The scene John Carpenter wants to delete from history: “I was young and stupid”

John Carpenter is one of the most influential filmmakers in history, even though his genres of choice – horror and science fiction – are systematically undervalued by critics. Known for making movies on a shoestring budget and acting at various points as producer, writer, director, composer, and editor, Carpenter is the definition of a cinematic auteur, and movies like Assault on Precinct 13, Halloween, and The Thing have been inspiring filmmakers for decades.

Although it has taken years for Carpenter to be adequately recognised for his contributions to film, he scored a very early critical success. In 1971, while still in film school, he won the Academy Award for ‘Best Live Action Short Film’ for The Resurrection of Broncho Billy, a western about a man in the present day who dreams about escaping to the Old West.

An Oscar-winning film is a tough act to follow, especially for a 23-year-old who’s never made a feature-length movie, and Carpenter wasn’t thrilled with the next movie he made. Dark Star was his first feature, and he began making it while still at university. It’s a science fiction comedy that centres on a crew that is tasked with destroying unstable planets that could interfere with human colonisation of space, and critics and audiences were unimpressed with the blending of genres.

Starting again from square one, Carpenter made what would become a cult classic, Assault on Precinct 13. Instead of continuing down the science fiction road he’d been travelling, he tried his hand at action but drew on the western and horror genres for inspiration. Based loosely on Howard Hawks’ 1959 Rio Bravo and George A Romero’s 1968 The Night of the Living Dead, Assault on Precinct 13 stars Austin Stoker and Darwin Joston as a cop and a Death Row inmate who defend a precinct against a violent gang.

It’s a svelte, relentless thriller that became a touchstone of the genre, but one scene was just a little too violent for the censors. During a long, drawn-out sequence, a young girl orders an ice cream cone from an ice cream truck and realises that she got regular vanilla instead of a vanilla twist. When she returns to the truck to inform the driver of his error, a gang member appears and shoots her in the chest at point-blank range. 

The MPAA threatened to give the film an X rating for the scene, so Carpenter sent them a new edit in which it was cut. Securing an R rating, he then distributed the edit of the film in which the scene was left intact. He now regrets it. Speaking to Review Graveyard, the director said, “It was pretty horrible at the time – explicit.
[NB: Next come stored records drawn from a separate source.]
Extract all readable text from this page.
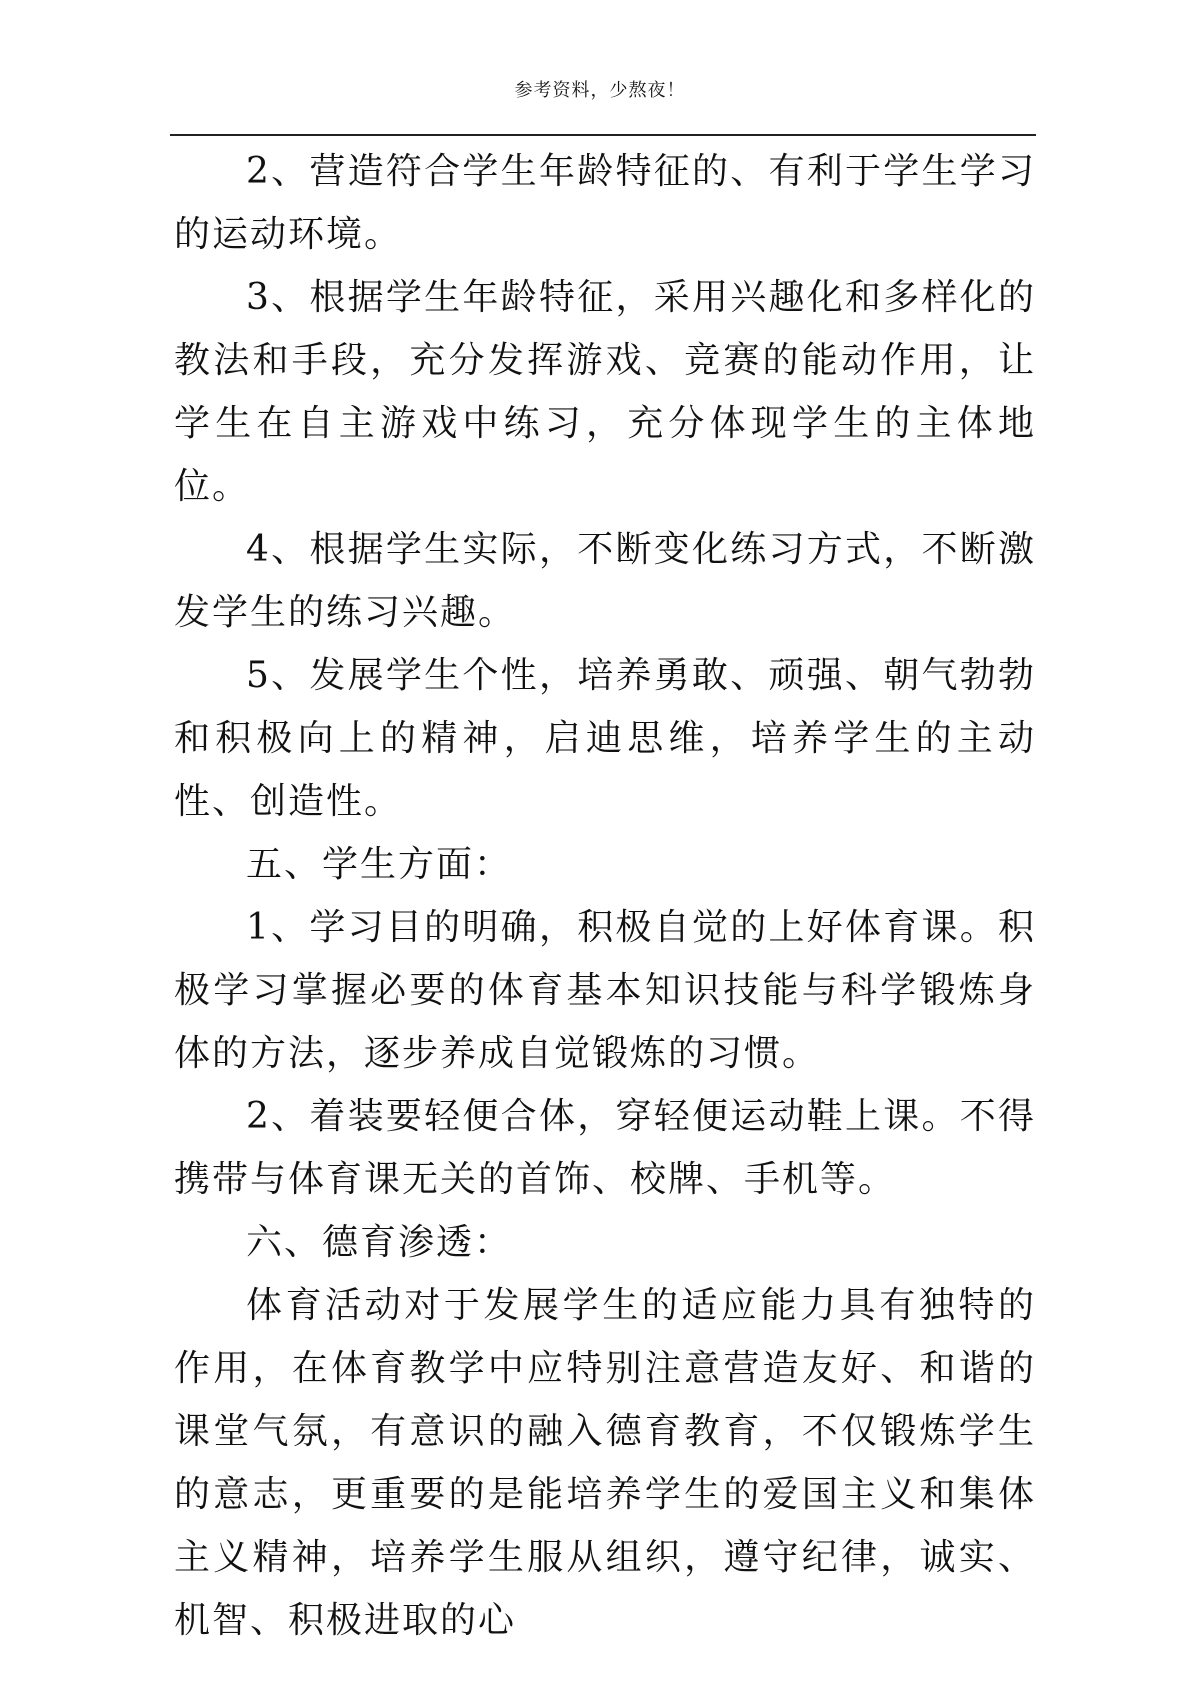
参考资料，少熬夜！

2、营造符合学生年龄特征的、有利于学生学习的运动环境。

3、根据学生年龄特征，采用兴趣化和多样化的教法和手段，充分发挥游戏、竞赛的能动作用，让学生在自主游戏中练习，充分体现学生的主体地位。

4、根据学生实际，不断变化练习方式，不断激发学生的练习兴趣。

5、发展学生个性，培养勇敢、顽强、朝气勃勃和积极向上的精神，启迪思维，培养学生的主动性、创造性。

五、学生方面：

1、学习目的明确，积极自觉的上好体育课。积极学习掌握必要的体育基本知识技能与科学锻炼身体的方法，逐步养成自觉锻炼的习惯。

2、着装要轻便合体，穿轻便运动鞋上课。不得携带与体育课无关的首饰、校牌、手机等。

六、德育渗透：

体育活动对于发展学生的适应能力具有独特的作用，在体育教学中应特别注意营造友好、和谐的课堂气氛，有意识的融入德育教育，不仅锻炼学生的意志，更重要的是能培养学生的爱国主义和集体主义精神，培养学生服从组织，遵守纪律，诚实、机智、积极进取的心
I don’t think I’d do it again, but I was young and stupid.”

He wasn’t particularly proud of fooling the MPAA either. “I don’t know,” he said. “I don’t really think it was very clever, it was pretty ham-fisted.”

Even by today’s standards, the scene is shocking and even taboo, and while the film would certainly be just as tense and groundbreaking without it, it demonstrates Carpenter’s brash approach to filmmaking that has made him such a trailblazer.